This Monday’s Link Roundup includes three thoughtful articles on the digital age and the future of writing and books: Books After Amazon, Are Writers Powerless to Make a Living in the Digital Age? and Six e-Book Trends to Watch in 2011. Whether we like it or not, e-books are here to stay – with significant implications for personal historians who work in print.
- Books After Amazon. “Even before the Kindle, Amazon wielded enormous influence in the industry. Now it is positioned to control the e-book market and thereby the future of the publishing industry.”
- The Enigma of Capturing Light. “It is light that colors our vision, our understanding, and allows us to feel the essence of our surroundings. We are able to capture all this through the lens, with the aid of light, into the medium of photography.”
- Endings. “The ending is something special. The ending is the last word. It’s the writer’s final chance to nail his or her point home to the memory of the reader. It’s the moment when you give the reader something to take away from the story and think about or when you fail to achieve that.”
- Forgotten Infographic Masterpieces by W.E.B. DuBois’s Students Show Black History. “Close readers of this site already know that infographics were around long before Photoshop. But these sociological charts of black history, hand-made by students of famed African-American thinker and activist W.E.B. DuBois at Atlanta University in 1900, pack a serious punch.”

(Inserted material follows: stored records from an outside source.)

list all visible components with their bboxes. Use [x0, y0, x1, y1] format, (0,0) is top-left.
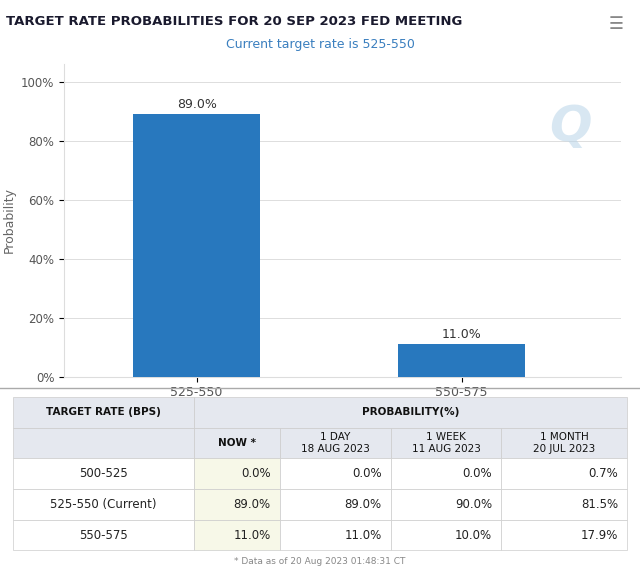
FancyBboxPatch shape — [194, 458, 280, 489]
Bar — [398, 344, 525, 377]
Text: TARGET RATE (BPS): TARGET RATE (BPS) — [46, 408, 161, 418]
FancyBboxPatch shape — [390, 489, 501, 520]
FancyBboxPatch shape — [194, 520, 280, 550]
Text: 0.0%: 0.0% — [463, 467, 492, 480]
Text: 81.5%: 81.5% — [581, 498, 618, 511]
FancyBboxPatch shape — [13, 489, 194, 520]
Text: * Data as of 20 Aug 2023 01:48:31 CT: * Data as of 20 Aug 2023 01:48:31 CT — [234, 557, 406, 566]
FancyBboxPatch shape — [13, 520, 194, 550]
Text: 550-575: 550-575 — [79, 529, 128, 541]
FancyBboxPatch shape — [194, 427, 280, 458]
Text: 1 MONTH
20 JUL 2023: 1 MONTH 20 JUL 2023 — [533, 432, 595, 454]
FancyBboxPatch shape — [280, 489, 390, 520]
Text: 11.0%: 11.0% — [344, 529, 381, 541]
Text: ☰: ☰ — [609, 15, 624, 33]
Text: 90.0%: 90.0% — [455, 498, 492, 511]
FancyBboxPatch shape — [194, 397, 627, 427]
Text: 1 DAY
18 AUG 2023: 1 DAY 18 AUG 2023 — [301, 432, 370, 454]
Text: 89.0%: 89.0% — [344, 498, 381, 511]
Text: 11.0%: 11.0% — [442, 328, 481, 340]
Text: 525-550 (Current): 525-550 (Current) — [50, 498, 157, 511]
FancyBboxPatch shape — [280, 520, 390, 550]
Text: Current target rate is 525-550: Current target rate is 525-550 — [225, 38, 415, 51]
Text: TARGET RATE PROBABILITIES FOR 20 SEP 2023 FED MEETING: TARGET RATE PROBABILITIES FOR 20 SEP 202… — [6, 15, 463, 27]
FancyBboxPatch shape — [390, 458, 501, 489]
Text: 0.0%: 0.0% — [241, 467, 271, 480]
Text: 0.0%: 0.0% — [352, 467, 381, 480]
Text: 89.0%: 89.0% — [234, 498, 271, 511]
Text: 1 WEEK
11 AUG 2023: 1 WEEK 11 AUG 2023 — [412, 432, 481, 454]
Y-axis label: Probability: Probability — [3, 187, 15, 253]
FancyBboxPatch shape — [13, 458, 194, 489]
Text: Q: Q — [549, 103, 592, 151]
Text: 89.0%: 89.0% — [177, 98, 216, 111]
Text: 11.0%: 11.0% — [234, 529, 271, 541]
Text: NOW *: NOW * — [218, 438, 256, 448]
Text: 0.7%: 0.7% — [588, 467, 618, 480]
FancyBboxPatch shape — [501, 458, 627, 489]
FancyBboxPatch shape — [501, 489, 627, 520]
FancyBboxPatch shape — [390, 520, 501, 550]
FancyBboxPatch shape — [501, 427, 627, 458]
FancyBboxPatch shape — [280, 458, 390, 489]
FancyBboxPatch shape — [280, 427, 390, 458]
Text: 17.9%: 17.9% — [580, 529, 618, 541]
FancyBboxPatch shape — [390, 427, 501, 458]
Text: 500-525: 500-525 — [79, 467, 128, 480]
Text: PROBABILITY(%): PROBABILITY(%) — [362, 408, 460, 418]
Bar — [133, 114, 260, 377]
FancyBboxPatch shape — [194, 489, 280, 520]
X-axis label: Target Rate (in bps): Target Rate (in bps) — [281, 405, 404, 418]
FancyBboxPatch shape — [13, 427, 194, 458]
Text: 10.0%: 10.0% — [455, 529, 492, 541]
FancyBboxPatch shape — [13, 397, 194, 427]
FancyBboxPatch shape — [501, 520, 627, 550]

- Are Writers Powerless to Make a Living in the Digital Age? “As paper and ink give way to electronic gadgetry, questions arise. What will reading be like in the future? Will long-form prose survive? Will the quality of literature get better or worse? To Jaron Lanier, those are the wrong questions.”

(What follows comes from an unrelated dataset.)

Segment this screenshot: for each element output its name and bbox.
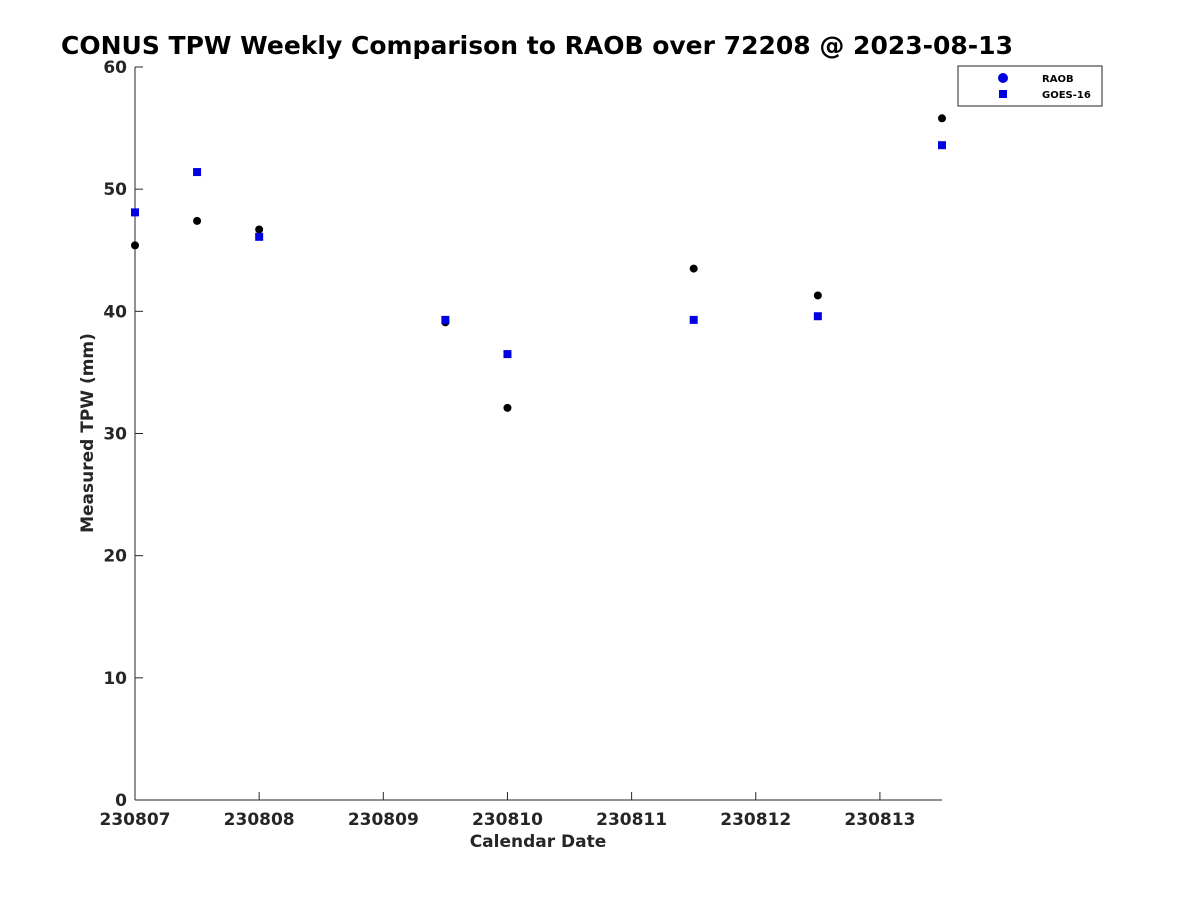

- Six e-Book Trends to Watch in 2011. “Because I am the CEO of a book publishing company, I am regularly asked how I see the future of digital publishing. As Yogi Berra said, “It’s tough to make predictions, especially about the future.”
- Good Marketing vs. Bad Marketing. “Marketing, per se, is neither good nor bad. It is simply the way a company speaks to us. People use their mouths, companies use marketing. It is objective. However, how companies choose to speak to us is another story. And in that case how they market to us is mostly bad.”